The next question for Moffitt is how does it maximize the process by which PV-10 generates immunity. Moffitt's Dr. Jeffrey Weber, the driving force behind the approvals of immunotherapy treatments ipilimumab (Yervoy) and vemurafenib (Zelboraf) for Stage IV metastatic melanoma patients (and considered a/the "god" of immunotherapy), is now firmly behind PV-10. The landscape for treatment therapies for Stage III patients is barren, and wide open for PV-10, which is and has been the point of the regulatory path Provectus chose for its drug. Stage I, II and IV are, of course, also in play.
Dr. Pilon-Thomas now searches for answers to questions like “Is it just because you inject the drug and it goes everywhere and then kills tumor cells at other sites? Or is injecting PV-10 inducing
a T-cell response, such that T-cells travel throughout the body and kill tumors in their various locations?”
To Pfizer's Dr. Eagle and his Big Pharma counterparts, none of what Dr. Pilon-Thomas asks matters as much as the massive creation of antigens that PV-10 causes, and how can PV-10 be optimized to treat and cure all stages of cancer.
PV-10 creates antigens. It creates a lot of them. The creation of lots of antigens is the key to the successful, sustainable treatment of cancer and, thus, its cure.
Antigen presentation is a process in the body's immune system by which macrophages, dendritic cells and other cell types capture antigens and then enable their recognition by T-cells.

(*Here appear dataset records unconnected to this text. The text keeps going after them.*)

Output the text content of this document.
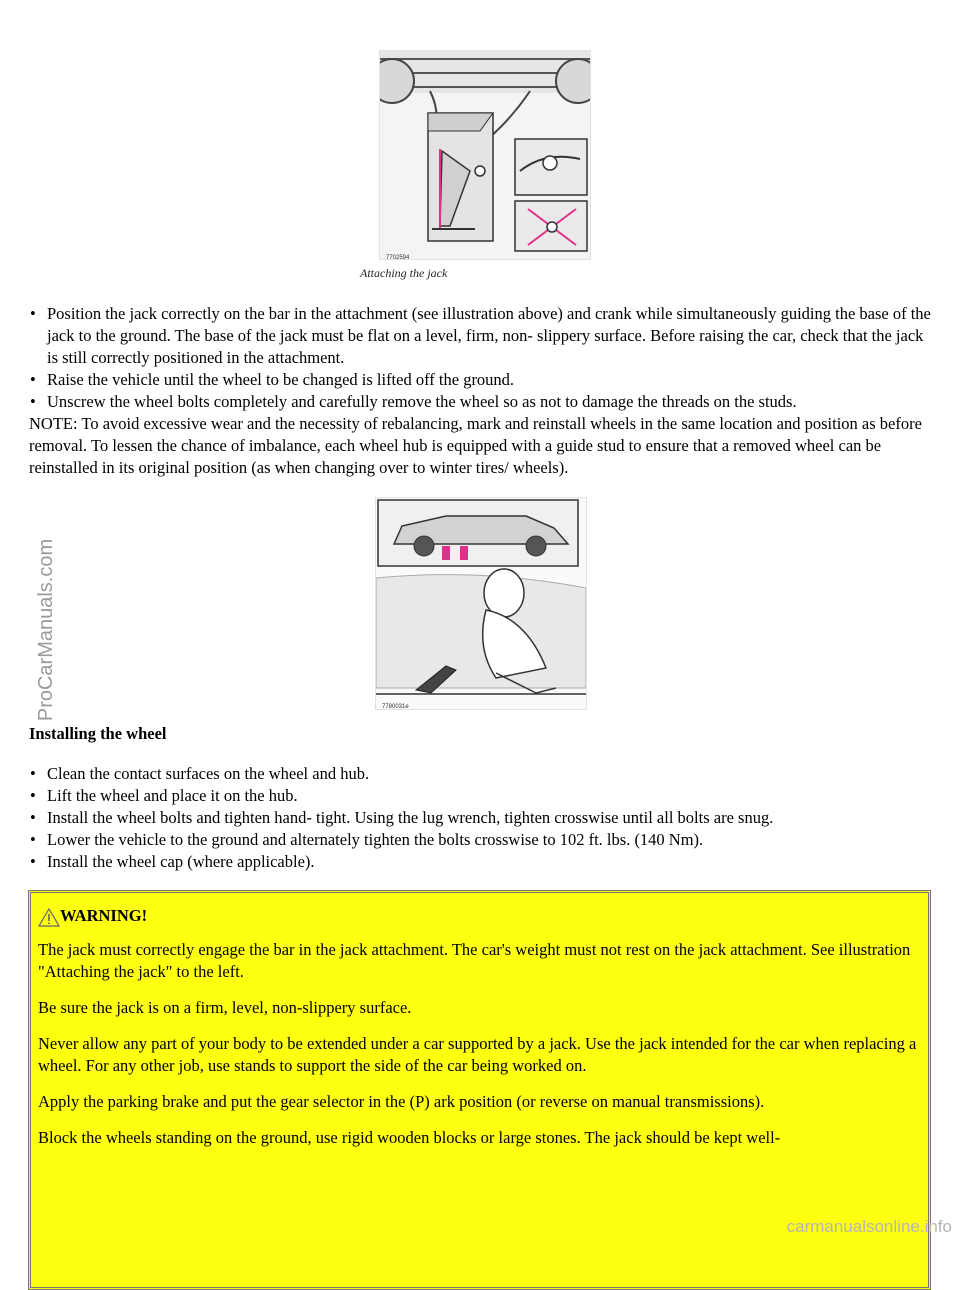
7702594
Attaching the jack
• Position the jack correctly on the bar in the attachment (see illustration above) and crank while simultaneously guiding the base of the jack to the ground. The base of the jack must be flat on a level, firm, non- slippery surface. Before raising the car, check that the jack is still correctly positioned in the attachment.
• Raise the vehicle until the wheel to be changed is lifted off the ground.
• Unscrew the wheel bolts completely and carefully remove the wheel so as not to damage the threads on the studs.

NOTE: To avoid excessive wear and the necessity of rebalancing, mark and reinstall wheels in the same location and position as before removal. To lessen the chance of imbalance, each wheel hub is equipped with a guide stud to ensure that a removed wheel can be reinstalled in its original position (as when changing over to winter tires/ wheels).

7780031e

Installing the wheel

• Clean the contact surfaces on the wheel and hub.
• Lift the wheel and place it on the hub.
• Install the wheel bolts and tighten hand- tight. Using the lug wrench, tighten crosswise until all bolts are snug.
• Lower the vehicle to the ground and alternately tighten the bolts crosswise to 102 ft. lbs. (140 Nm).
• Install the wheel cap (where applicable).
WARNING!

The jack must correctly engage the bar in the jack attachment. The car's weight must not rest on the jack attachment. See illustration "Attaching the jack" to the left.

Be sure the jack is on a firm, level, non-slippery surface.

Never allow any part of your body to be extended under a car supported by a jack. Use the jack intended for the car when replacing a wheel. For any other job, use stands to support the side of the car being worked on.

Apply the parking brake and put the gear selector in the (P) ark position (or reverse on manual transmissions).

Block the wheels standing on the ground, use rigid wooden blocks or large stones. The jack should be kept well-

ProCarManuals.com
carmanualsonline.info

Dr. Eagle knows this, and his counterparts at Big Pharma are quickly learning this too.
The not-so-incremental innovation of Abraxane's nanotechnology delivery system -- the albumin-bound formulation of, say, paclitaxel may help you understand the paradigm shift that is PV-10 better. PV-10's genius and innovation is its stimulation of the immune system. PV-10's storm of antigen creation is singularly unique.
For Dr. Eagle and others, the question now is how to optimize the use of PV-10 by itself and in combination with other therapies, when, and with what specific therapies for what situation. How. When. With what.
Even when PV-10 is an approved, Pfizer will be use it in combination (typically for late/end stage patients) until it does not have to because PV-10 is then able to run the entire race and not be handed the baton to cross the finish line. Thus, the very intent of the joint Pfizer-Provectus combination patent application is strategic, financial and commercial.
The Pfizer-Provectus relationship has changed. How much is the question now.